Economia
Clientes da Fictor formam associação para cobrar R$ 4 bilhões
Um grupo de investidores individuais e empresas com recursos aplicados na Fictor vai lançar na segunda-feira, 9, a Associação de Credores da Fictor Invest (ACFictor).
A entidade busca organizar uma resposta conjunta para proteger os direitos dos credores, que cobram R$ 4 bilhões da empresa financeira. Também avaliará o processo de recuperação judicial iniciado pela Fictor.
Conforme comunicado da nova associação, o “escândalo financeiro” terá impacto social maior do que o ocorrido na liquidação do Banco Master.
“A falência da Fictor Invest prejudicou mais de 13 mil investidores, que não têm cobertura pelo Fundo Garantidor de Créditos (FGC) e podem perder ainda mais dinheiro com a recuperação judicial solicitada pelos controladores da empresa”, afirma a entidade.
Segundo o comunicado, o pedido de recuperação do grupo Fictor envolve cerca de 13.041 credores, “tornando o caso um dos mais complexos do mercado recente”. Desse total, 11.549 são pessoas físicas, com créditos aproximados de R$ 2,54 bilhões.
Em entrevista ao Estadão, o advogado da Fictor que coordena o processo de recuperação judicial, Carlos Deneszczuk, do escritório DASA Advogados, explicou que o pedido feito no domingo, 1º, foi consequência de uma crise de liquidez iniciada após o anúncio da proposta de compra do Banco Master, feita em conjunto com fundos dos Emirados Árabes Unidos não identificados.
No dia seguinte à oferta, em 18 de novembro, o Banco Central (BC) decretou a liquidação do Master, agravando a crise de confiança já existente na Fictor.
Desde então, os clientes do grupo retiraram 70% dos valores investidos.

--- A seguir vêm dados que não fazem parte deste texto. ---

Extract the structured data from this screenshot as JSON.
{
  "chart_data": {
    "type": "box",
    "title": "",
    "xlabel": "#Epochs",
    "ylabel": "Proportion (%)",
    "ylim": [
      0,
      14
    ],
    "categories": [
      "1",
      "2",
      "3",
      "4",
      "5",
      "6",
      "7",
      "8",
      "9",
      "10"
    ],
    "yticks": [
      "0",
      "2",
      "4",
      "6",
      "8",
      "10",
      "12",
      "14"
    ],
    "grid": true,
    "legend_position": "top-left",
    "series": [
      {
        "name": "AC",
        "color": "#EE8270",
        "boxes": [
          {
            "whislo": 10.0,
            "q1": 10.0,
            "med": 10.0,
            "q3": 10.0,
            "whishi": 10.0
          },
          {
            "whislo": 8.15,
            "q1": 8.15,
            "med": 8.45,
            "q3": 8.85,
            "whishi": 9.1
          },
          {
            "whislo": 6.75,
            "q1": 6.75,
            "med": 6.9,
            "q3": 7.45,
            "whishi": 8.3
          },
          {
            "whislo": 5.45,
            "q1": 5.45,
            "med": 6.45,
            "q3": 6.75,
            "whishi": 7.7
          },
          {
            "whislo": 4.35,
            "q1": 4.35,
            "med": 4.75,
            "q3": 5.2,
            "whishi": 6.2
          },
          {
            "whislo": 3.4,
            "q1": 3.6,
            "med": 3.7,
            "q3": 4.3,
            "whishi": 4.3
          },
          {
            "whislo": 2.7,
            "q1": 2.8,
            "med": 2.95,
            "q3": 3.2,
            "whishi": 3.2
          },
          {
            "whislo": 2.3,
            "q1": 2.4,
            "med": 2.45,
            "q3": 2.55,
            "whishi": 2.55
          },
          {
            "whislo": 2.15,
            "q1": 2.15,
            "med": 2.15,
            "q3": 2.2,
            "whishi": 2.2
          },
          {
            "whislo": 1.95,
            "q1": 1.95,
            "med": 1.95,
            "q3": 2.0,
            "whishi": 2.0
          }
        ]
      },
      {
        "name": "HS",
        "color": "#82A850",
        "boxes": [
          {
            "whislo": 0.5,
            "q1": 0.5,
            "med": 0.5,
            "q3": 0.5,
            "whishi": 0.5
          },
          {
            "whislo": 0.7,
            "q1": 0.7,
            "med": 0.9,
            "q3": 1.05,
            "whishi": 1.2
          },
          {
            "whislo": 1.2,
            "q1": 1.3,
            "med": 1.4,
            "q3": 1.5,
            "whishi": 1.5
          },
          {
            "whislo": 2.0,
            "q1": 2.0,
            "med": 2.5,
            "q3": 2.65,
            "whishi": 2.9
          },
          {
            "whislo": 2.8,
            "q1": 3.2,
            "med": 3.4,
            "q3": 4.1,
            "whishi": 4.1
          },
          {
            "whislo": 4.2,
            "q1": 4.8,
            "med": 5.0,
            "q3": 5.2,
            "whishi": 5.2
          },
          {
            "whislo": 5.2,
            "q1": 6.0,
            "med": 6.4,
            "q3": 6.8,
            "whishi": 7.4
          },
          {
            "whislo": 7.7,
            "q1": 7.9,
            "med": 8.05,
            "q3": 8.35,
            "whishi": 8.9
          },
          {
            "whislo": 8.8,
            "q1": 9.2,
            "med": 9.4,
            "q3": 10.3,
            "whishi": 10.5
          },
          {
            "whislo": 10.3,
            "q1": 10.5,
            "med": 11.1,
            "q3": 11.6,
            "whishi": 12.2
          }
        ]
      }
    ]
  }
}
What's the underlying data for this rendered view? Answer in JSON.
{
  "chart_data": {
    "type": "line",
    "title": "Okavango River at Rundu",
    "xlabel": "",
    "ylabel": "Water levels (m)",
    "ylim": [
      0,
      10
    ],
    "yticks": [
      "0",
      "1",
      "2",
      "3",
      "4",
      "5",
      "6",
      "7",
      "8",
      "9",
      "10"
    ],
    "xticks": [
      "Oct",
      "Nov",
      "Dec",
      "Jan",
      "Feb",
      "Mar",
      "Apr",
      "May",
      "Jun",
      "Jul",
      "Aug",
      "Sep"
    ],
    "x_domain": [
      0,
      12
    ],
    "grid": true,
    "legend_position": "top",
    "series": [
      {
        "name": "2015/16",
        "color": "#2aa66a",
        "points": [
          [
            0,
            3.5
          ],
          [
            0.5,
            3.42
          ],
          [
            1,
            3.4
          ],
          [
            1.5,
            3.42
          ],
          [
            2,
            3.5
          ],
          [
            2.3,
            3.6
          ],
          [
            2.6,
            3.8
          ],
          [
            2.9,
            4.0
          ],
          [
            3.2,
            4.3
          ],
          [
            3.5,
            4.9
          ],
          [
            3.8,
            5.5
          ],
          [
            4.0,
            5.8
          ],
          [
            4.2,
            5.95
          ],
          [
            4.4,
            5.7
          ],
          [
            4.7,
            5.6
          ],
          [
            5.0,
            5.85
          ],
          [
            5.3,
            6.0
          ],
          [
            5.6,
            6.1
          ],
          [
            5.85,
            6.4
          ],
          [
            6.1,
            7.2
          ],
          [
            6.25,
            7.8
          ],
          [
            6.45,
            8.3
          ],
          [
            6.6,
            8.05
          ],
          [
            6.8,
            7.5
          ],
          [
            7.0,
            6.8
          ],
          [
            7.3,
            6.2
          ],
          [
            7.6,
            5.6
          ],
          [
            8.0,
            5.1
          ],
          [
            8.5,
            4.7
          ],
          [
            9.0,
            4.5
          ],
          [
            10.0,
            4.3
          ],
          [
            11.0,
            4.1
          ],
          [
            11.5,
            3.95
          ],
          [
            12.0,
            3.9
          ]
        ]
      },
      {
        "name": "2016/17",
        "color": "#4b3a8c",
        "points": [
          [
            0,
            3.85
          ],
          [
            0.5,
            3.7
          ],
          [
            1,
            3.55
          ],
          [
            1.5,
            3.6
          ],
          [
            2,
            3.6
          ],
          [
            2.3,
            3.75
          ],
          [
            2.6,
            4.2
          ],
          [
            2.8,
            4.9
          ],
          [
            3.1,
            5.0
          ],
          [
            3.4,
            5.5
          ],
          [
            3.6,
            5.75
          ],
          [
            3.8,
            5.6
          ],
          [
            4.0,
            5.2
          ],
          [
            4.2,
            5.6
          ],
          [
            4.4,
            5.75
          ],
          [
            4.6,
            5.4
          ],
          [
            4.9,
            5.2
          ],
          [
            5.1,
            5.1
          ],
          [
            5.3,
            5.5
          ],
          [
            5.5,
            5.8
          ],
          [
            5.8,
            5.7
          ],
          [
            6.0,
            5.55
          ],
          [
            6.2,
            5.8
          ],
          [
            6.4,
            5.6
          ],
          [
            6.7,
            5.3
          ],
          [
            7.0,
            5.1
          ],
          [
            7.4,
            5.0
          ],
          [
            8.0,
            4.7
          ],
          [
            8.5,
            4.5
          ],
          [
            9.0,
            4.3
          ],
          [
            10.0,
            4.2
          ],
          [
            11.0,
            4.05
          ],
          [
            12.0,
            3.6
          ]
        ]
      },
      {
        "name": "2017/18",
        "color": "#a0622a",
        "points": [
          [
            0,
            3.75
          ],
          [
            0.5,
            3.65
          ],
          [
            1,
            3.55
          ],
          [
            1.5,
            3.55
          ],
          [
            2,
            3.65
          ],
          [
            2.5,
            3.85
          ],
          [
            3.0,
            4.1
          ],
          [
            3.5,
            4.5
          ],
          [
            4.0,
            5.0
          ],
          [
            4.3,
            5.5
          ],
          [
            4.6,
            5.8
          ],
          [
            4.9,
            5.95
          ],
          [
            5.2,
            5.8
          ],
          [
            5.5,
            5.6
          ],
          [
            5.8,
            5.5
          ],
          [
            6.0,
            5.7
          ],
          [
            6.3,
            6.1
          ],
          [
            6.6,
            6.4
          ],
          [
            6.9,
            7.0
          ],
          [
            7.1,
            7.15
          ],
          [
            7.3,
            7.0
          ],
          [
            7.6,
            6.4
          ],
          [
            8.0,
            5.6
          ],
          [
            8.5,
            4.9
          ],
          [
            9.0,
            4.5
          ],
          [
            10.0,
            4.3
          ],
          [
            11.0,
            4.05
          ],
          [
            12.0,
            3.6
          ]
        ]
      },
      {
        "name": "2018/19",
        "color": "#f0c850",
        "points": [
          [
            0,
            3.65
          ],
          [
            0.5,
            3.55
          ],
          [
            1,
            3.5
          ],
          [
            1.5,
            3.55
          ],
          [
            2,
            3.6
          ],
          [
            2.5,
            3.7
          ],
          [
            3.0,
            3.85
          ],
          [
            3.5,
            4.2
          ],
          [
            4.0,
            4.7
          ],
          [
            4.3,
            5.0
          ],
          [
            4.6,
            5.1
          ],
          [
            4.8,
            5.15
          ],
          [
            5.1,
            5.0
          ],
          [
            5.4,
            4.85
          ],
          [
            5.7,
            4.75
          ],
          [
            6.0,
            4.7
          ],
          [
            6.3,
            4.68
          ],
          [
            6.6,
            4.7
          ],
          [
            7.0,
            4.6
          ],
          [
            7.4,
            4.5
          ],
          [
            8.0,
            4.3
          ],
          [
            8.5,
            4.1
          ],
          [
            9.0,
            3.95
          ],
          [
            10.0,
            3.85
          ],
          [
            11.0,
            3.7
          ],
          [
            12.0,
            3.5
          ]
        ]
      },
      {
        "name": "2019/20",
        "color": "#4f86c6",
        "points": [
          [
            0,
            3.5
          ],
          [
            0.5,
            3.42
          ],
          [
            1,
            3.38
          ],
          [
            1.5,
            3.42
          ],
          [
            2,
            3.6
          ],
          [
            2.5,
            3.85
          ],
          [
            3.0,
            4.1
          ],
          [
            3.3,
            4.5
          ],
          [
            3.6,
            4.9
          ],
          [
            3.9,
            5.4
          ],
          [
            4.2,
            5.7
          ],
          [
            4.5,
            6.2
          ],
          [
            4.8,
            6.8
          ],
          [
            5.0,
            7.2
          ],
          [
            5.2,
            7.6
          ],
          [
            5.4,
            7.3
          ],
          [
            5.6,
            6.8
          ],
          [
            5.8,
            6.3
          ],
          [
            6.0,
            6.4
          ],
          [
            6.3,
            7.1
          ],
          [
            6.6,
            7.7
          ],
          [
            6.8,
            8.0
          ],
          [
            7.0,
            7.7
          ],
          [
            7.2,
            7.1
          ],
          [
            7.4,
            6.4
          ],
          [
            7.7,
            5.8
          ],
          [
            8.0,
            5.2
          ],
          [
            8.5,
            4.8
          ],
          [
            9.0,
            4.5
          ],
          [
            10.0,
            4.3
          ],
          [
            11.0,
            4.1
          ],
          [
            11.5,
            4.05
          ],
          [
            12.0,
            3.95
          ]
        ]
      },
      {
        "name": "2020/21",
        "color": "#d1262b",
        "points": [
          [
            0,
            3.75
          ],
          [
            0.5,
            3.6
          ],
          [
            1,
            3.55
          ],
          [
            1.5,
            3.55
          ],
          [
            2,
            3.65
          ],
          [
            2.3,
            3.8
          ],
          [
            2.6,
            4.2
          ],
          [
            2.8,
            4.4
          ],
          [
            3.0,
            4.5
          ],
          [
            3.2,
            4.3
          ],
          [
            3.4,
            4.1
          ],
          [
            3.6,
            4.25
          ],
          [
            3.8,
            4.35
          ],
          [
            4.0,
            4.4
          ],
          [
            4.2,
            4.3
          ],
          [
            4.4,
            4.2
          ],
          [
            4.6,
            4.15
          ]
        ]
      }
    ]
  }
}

A Fictor captava recursos e estruturava Sociedades em Conta de Participação (SCP), que compravam ativos e participações em empresas. A crise de liquidez afetou os pagamentos de dividendos para os sócios desses acordos.
O presidente da nova associação e credor, o advogado Otávio Barbuio, afirmou que o encerramento unilateral das SCPs, que vinham prometendo rentabilidade de até 2% ao mês, transformou os investidores em credores de forma forçada.
“Isso limitou significativamente a capacidade de reação individual dos investidores, concentrando os conflitos dentro do processo de recuperação judicial”, disse.
O presidente também destacou que o caso levanta dúvidas sobre a estrutura da empresa, o valor real das dívidas e o possível uso indevido da recuperação judicial para proteger bens e reduzir responsabilidades.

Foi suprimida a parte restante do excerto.